Leto and Rhombur rushed out of the galley, shouting at each other but not knowing what to do. "The fire! We've got to get the fire out!"
"They're coral gems!" Leto looked for something with which to extinguish the blaze. "They burn hot, can't be put out easily." Swelling flames licked the deck, and the coracle rocked with an explosion belowdecks. On its davits the lifeboat was a lost cause, completely enveloped in flames.
"We could sink," Leto said, "and we're too far from land." He grabbed a chemical extinguisher, which he sprayed on the flames.
He and his companion took out the hoses and pumps from a front compartment and doused the boat with seawater, but the cargo hold was already engulfed. Greasy black smoke drifted through cracks in the top deck. A warning beep signified that they were taking on large amounts of water.
"We're going to sink!" Rhombur shouted, reading the instrumentation. He coughed from the acrid smoke.
Leto tossed a flotation vest to his friend as he buckled another one around his waist. "Get on the shore-com. Announce our position and send a distress. You know how to operate it?"
Rhombur yelped an affirmative, while Leto used another chemical extinguisher, but soon exhausted its charge without effect. He and Rhombur would be trapped out here, floating with only the debris of the boat around them. He had to reach land and settle where they could wait.
He remembered his father lecturing him: "When you find yourself in the midst of a seemingly impossible crisis, take care of the solvable parts first. Then, after you've narrowed the possibilities, work on the most difficult aspects."
He heard Rhombur shouting into the shore-com, repeating the distress call. Leto now ignored the fire. The coracle was sinking, and would soon be underwater, leaving them stranded. He looked toward the port side and saw frothing water around the tangle of the reef. He dashed for the cabin.
Before the fire could reach the aft engines, he started the boat, used the emergency cutoff to sever the anchor, and raced toward the reef. The flaming coracle was like a comet on the water.
"What are you doing?" Rhombur cried. "Where are we going?"
"The reef!" he shouted. "I'll try to run aground there so we don't sink. Then you and I can work to put out the fire."

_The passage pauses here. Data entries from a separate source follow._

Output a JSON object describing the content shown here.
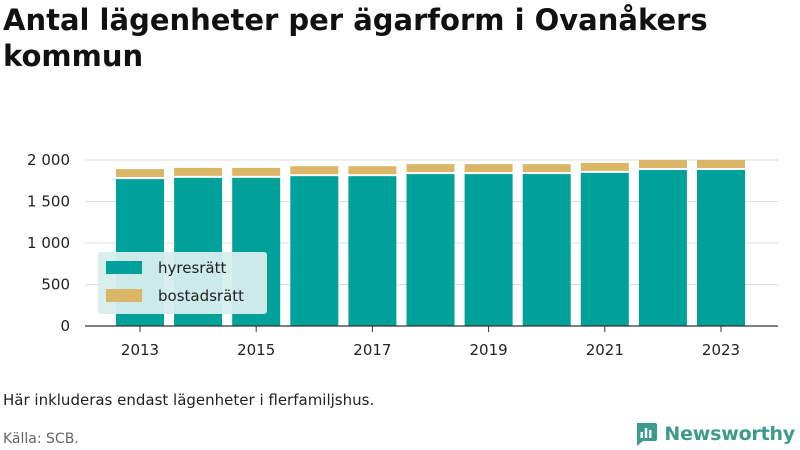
{
  "title": "Antal lägenheter per ägarform i Ovanåkers kommun",
  "note": "Här inkluderas endast lägenheter i flerfamiljshus.",
  "source": "Källa: SCB.",
  "brand": {
    "name": "Newsworthy",
    "icon": "newsworthy-logo-icon"
  },
  "colors": {
    "hyresratt": "#00a19a",
    "bostadsratt": "#dbb667",
    "brand": "#3d9b8c",
    "legend_bg": "#d7eeed"
  },
  "chart_data": {
    "type": "bar",
    "stacked": true,
    "x": [
      2013,
      2014,
      2015,
      2016,
      2017,
      2018,
      2019,
      2020,
      2021,
      2022,
      2023
    ],
    "x_tick_labels": [
      "2013",
      "2015",
      "2017",
      "2019",
      "2021",
      "2023"
    ],
    "series": [
      {
        "name": "hyresrätt",
        "color": "#00a19a",
        "values": [
          1770,
          1785,
          1785,
          1805,
          1805,
          1830,
          1830,
          1830,
          1845,
          1880,
          1880
        ]
      },
      {
        "name": "bostadsrätt",
        "color": "#dbb667",
        "values": [
          120,
          120,
          120,
          120,
          120,
          120,
          120,
          120,
          120,
          120,
          120
        ]
      }
    ],
    "ylim": [
      0,
      2000
    ],
    "y_ticks": [
      0,
      500,
      1000,
      1500,
      2000
    ],
    "y_tick_labels": [
      "0",
      "500",
      "1 000",
      "1 500",
      "2 000"
    ],
    "grid": "horizontal",
    "legend": {
      "position": "bottom-left",
      "entries": [
        "hyresrätt",
        "bostadsrätt"
      ]
    }
  }
}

"You're going to crash us into a reef? That's crazy!"
"You'd rather sink out here? This boat is going down, one way or another." As if to emphasize his point another small container of fuel exploded belowdecks, sending a shudder through the floor.

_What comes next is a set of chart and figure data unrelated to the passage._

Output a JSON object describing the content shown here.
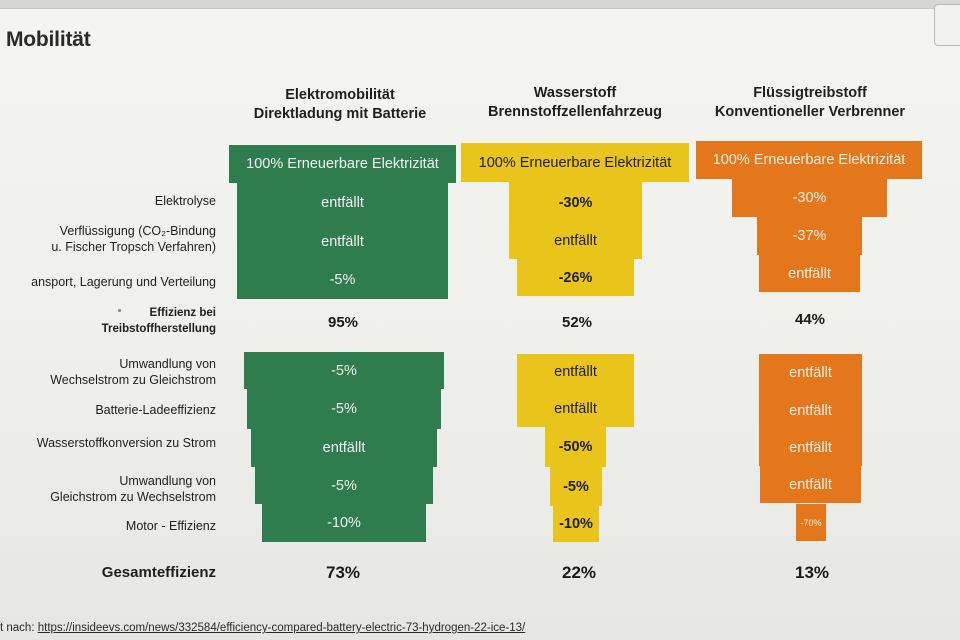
{
  "page": {
    "title": "Mobilität"
  },
  "columns": [
    {
      "header1": "Elektromobilität",
      "header2": "Direktladung mit Batterie",
      "color": "#2f7d4f"
    },
    {
      "header1": "Wasserstoff",
      "header2": "Brennstoffzellenfahrzeug",
      "color": "#e9c41a"
    },
    {
      "header1": "Flüssigtreibstoff",
      "header2": "Konventioneller Verbrenner",
      "color": "#e4771c"
    }
  ],
  "source": {
    "prefix": "t nach:",
    "link": "https://insideevs.com/news/332584/efficiency-compared-battery-electric-73-hydrogen-22-ice-13/"
  },
  "chart_data": {
    "type": "table",
    "rows": [
      "100% Erneuerbare Elektrizität",
      "Elektrolyse",
      "Verflüssigung (CO2-Bindung u. Fischer Tropsch Verfahren)",
      "ansport, Lagerung und Verteilung",
      "Effizienz bei Treibstoffherstellung",
      "Umwandlung von Wechselstrom zu Gleichstrom",
      "Batterie-Ladeeffizienz",
      "Wasserstoffkonversion zu Strom",
      "Umwandlung von Gleichstrom zu Wechselstrom",
      "Motor - Effizienz",
      "Gesamteffizienz"
    ],
    "row_labels": {
      "elektrolyse": "Elektrolyse",
      "verfl1": "Verflüssigung (CO₂-Bindung",
      "verfl2": "u. Fischer Tropsch Verfahren)",
      "transport": "ansport, Lagerung und Verteilung",
      "eff1": "Effizienz bei",
      "eff2": "Treibstoffherstellung",
      "ac1": "Umwandlung von",
      "ac2": "Wechselstrom zu Gleichstrom",
      "batt": "Batterie-Ladeeffizienz",
      "h2": "Wasserstoffkonversion zu Strom",
      "dc1": "Umwandlung von",
      "dc2": "Gleichstrom zu Wechselstrom",
      "motor": "Motor - Effizienz",
      "total": "Gesamteffizienz"
    },
    "series": [
      {
        "name": "Elektromobilität",
        "cells": {
          "source": "100% Erneuerbare Elektrizität",
          "elektrolyse": "entfällt",
          "verfl": "entfällt",
          "transport": "-5%",
          "eff": "95%",
          "ac": "-5%",
          "batt": "-5%",
          "h2": "entfällt",
          "dc": "-5%",
          "motor": "-10%",
          "total": "73%"
        }
      },
      {
        "name": "Wasserstoff",
        "cells": {
          "source": "100% Erneuerbare Elektrizität",
          "elektrolyse": "-30%",
          "verfl": "entfällt",
          "transport": "-26%",
          "eff": "52%",
          "ac": "entfällt",
          "batt": "entfällt",
          "h2": "-50%",
          "dc": "-5%",
          "motor": "-10%",
          "total": "22%"
        }
      },
      {
        "name": "Flüssigtreibstoff",
        "cells": {
          "source": "100% Erneuerbare Elektrizität",
          "elektrolyse": "-30%",
          "verfl": "-37%",
          "transport": "entfällt",
          "eff": "44%",
          "ac": "entfällt",
          "batt": "entfällt",
          "h2": "entfällt",
          "dc": "entfällt",
          "motor": "-70%",
          "total": "13%"
        }
      }
    ]
  }
}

Rhombur grasped the secured galley table to keep his balance. "Whatever you say."
"Did you get an acknowledgment on the shore-com?"
"No. I, uh, hope they heard us." Leto told him to keep trying, which he did, still without receiving a response.

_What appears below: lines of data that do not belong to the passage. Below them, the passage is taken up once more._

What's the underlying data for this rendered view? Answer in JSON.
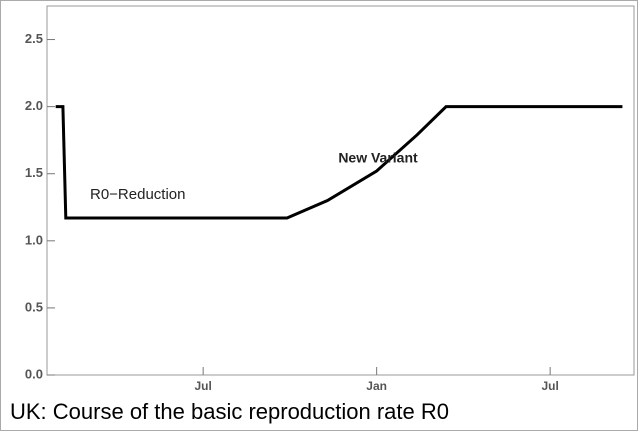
{
  "chart_data": {
    "type": "line",
    "caption": "UK: Course of the basic reproduction rate R0",
    "annotations": [
      "R0−Reduction",
      "New Variant"
    ],
    "x": [
      0.9,
      1.15,
      1.25,
      8.9,
      10.3,
      12,
      13.4,
      14.4,
      20.5
    ],
    "values": [
      2.0,
      2.0,
      1.17,
      1.17,
      1.3,
      1.52,
      1.79,
      2.0,
      2.0
    ],
    "color": "#000000",
    "xlim": [
      0.6,
      20.9
    ],
    "xticks": [
      {
        "value": 6,
        "label": "Jul"
      },
      {
        "value": 12,
        "label": "Jan"
      },
      {
        "value": 18,
        "label": "Jul"
      }
    ],
    "ylim": [
      0,
      2.75
    ],
    "yticks": [
      {
        "value": 0,
        "label": "0.0"
      },
      0.5,
      {
        "value": 1,
        "label": "1.0"
      },
      1.5,
      {
        "value": 2,
        "label": "2.0"
      },
      2.5
    ]
  }
}
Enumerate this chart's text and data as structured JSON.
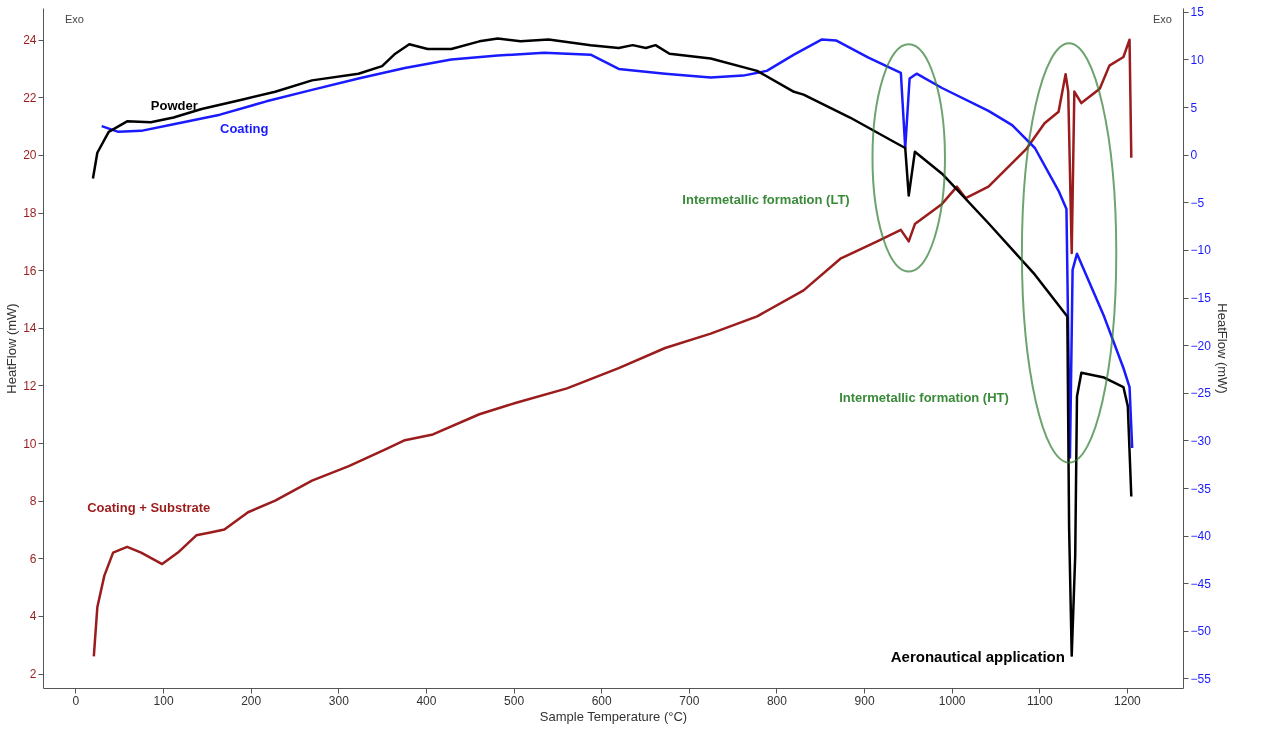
{
  "chart_data": {
    "type": "line",
    "xlabel": "Sample Temperature (°C)",
    "ylabel": "HeatFlow (mW)",
    "y2label": "HeatFlow (mW)",
    "xlim": [
      -37,
      1264
    ],
    "xticks": [
      0,
      100,
      200,
      300,
      400,
      500,
      600,
      700,
      800,
      900,
      1000,
      1100,
      1200
    ],
    "ylim": [
      1.5,
      25.1
    ],
    "yticks": [
      2,
      4,
      6,
      8,
      10,
      12,
      14,
      16,
      18,
      20,
      22,
      24
    ],
    "y2lim": [
      -56,
      15.4
    ],
    "y2ticks": [
      -55,
      -50,
      -45,
      -40,
      -35,
      -30,
      -25,
      -20,
      -15,
      -10,
      -5,
      0,
      5,
      10,
      15
    ],
    "series": [
      {
        "name": "Coating + Substrate",
        "color": "#9b1c1c",
        "x": [
          21,
          25,
          33,
          43,
          59,
          75,
          99,
          117,
          138,
          154,
          170,
          197,
          228,
          270,
          312,
          355,
          376,
          408,
          461,
          503,
          561,
          620,
          673,
          725,
          778,
          831,
          873,
          915,
          942,
          951,
          958,
          989,
          1006,
          1016,
          1042,
          1085,
          1106,
          1122,
          1130,
          1133,
          1137,
          1140,
          1148,
          1169,
          1180,
          1196,
          1203,
          1205
        ],
        "values": [
          2.6,
          4.3,
          5.4,
          6.2,
          6.4,
          6.2,
          5.8,
          6.2,
          6.8,
          6.9,
          7.0,
          7.6,
          8.0,
          8.7,
          9.2,
          9.8,
          10.1,
          10.3,
          11.0,
          11.4,
          11.9,
          12.6,
          13.3,
          13.8,
          14.4,
          15.3,
          16.4,
          17.0,
          17.4,
          17.0,
          17.6,
          18.3,
          18.9,
          18.5,
          18.9,
          20.2,
          21.1,
          21.5,
          22.8,
          22.2,
          16.6,
          22.2,
          21.8,
          22.3,
          23.1,
          23.4,
          24.0,
          19.9
        ]
      },
      {
        "name": "Coating",
        "color": "#1a1aff",
        "axis": "y2",
        "x": [
          30,
          49,
          75,
          112,
          165,
          218,
          270,
          323,
          376,
          429,
          482,
          535,
          588,
          620,
          673,
          725,
          762,
          789,
          820,
          852,
          868,
          905,
          942,
          947,
          952,
          960,
          989,
          1042,
          1069,
          1095,
          1122,
          1131,
          1135,
          1138,
          1143,
          1174,
          1196,
          1203,
          1206
        ],
        "values": [
          3.0,
          2.4,
          2.5,
          3.2,
          4.2,
          5.6,
          6.8,
          8.0,
          9.1,
          10.0,
          10.4,
          10.7,
          10.5,
          9.0,
          8.5,
          8.1,
          8.3,
          8.8,
          10.5,
          12.1,
          12.0,
          10.2,
          8.6,
          0.7,
          8.0,
          8.5,
          7.0,
          4.6,
          3.1,
          0.7,
          -3.8,
          -5.7,
          -31.8,
          -12.1,
          -10.4,
          -17.0,
          -22.4,
          -24.4,
          -30.8
        ]
      },
      {
        "name": "Powder",
        "color": "#000000",
        "axis": "y2",
        "x": [
          20,
          25,
          38,
          59,
          86,
          112,
          144,
          191,
          228,
          270,
          323,
          350,
          365,
          381,
          402,
          429,
          461,
          482,
          508,
          540,
          588,
          620,
          636,
          651,
          662,
          678,
          725,
          778,
          820,
          831,
          884,
          937,
          947,
          951,
          958,
          989,
          1042,
          1095,
          1132,
          1134,
          1137,
          1141,
          1143,
          1148,
          1174,
          1196,
          1201,
          1205
        ],
        "values": [
          -2.5,
          0.2,
          2.4,
          3.5,
          3.4,
          3.9,
          4.8,
          5.8,
          6.6,
          7.8,
          8.5,
          9.3,
          10.6,
          11.6,
          11.1,
          11.1,
          11.9,
          12.2,
          11.9,
          12.1,
          11.5,
          11.2,
          11.5,
          11.2,
          11.5,
          10.6,
          10.1,
          8.8,
          6.6,
          6.3,
          3.9,
          1.2,
          0.7,
          -4.3,
          0.3,
          -2.0,
          -7.2,
          -12.6,
          -17.0,
          -39.1,
          -52.6,
          -42.1,
          -25.4,
          -22.9,
          -23.4,
          -24.4,
          -26.4,
          -35.9
        ]
      }
    ],
    "annotations": [
      "Intermetallic formation (LT)",
      "Intermetallic formation (HT)",
      "Aeronautical application",
      "Exo",
      "Exo"
    ]
  }
}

The waves curled around them, low to the deck rail. Black smoke poured into the sky. Fire licked at the engine compartment. The coracle dipped lower, dragging, taking on water rapidly. Leto pushed the engines, still charging toward the rocks. He didn't know if he would win this race. If he could just run them up on the reef, he and Rhombur could stay safely beside the wreckage. He didn't know how long it would take for rescuers to arrive.
As if driven by a demon, whitecaps rose in front of them, threatening to form a barrier. But Leto held course and did not slacken the acceleration. "Hang o
n!"
At the last moment, the engines died as fire engulfed them. The coracle cruised forward on sheer momentum and crashed into the jagged reef. The grinding halt threw both Leto and Rhombur to the deck. Rhombur struck his head and stood up, blinking, dazed. Blood trickled down his forehead, very close to the old injury he had received during the orship escape from Ix.
"Let's go! Overboard!" Leto yelled. He grabbed his friend's arm and pushed him out of the cabin. From the forward compartment, Leto tossed hoses and portable pumps into the frothing water. "Dip this end of the hose into the deepest water you can reach! And try not to cut yourself on the reef."
Rhombur scrambled over the rail, while Leto followed, trying to maintain his balance in the churning tide pools and rough surf. The boat was snagged, so for the moment they needn't worry about drowning -- just discomfort.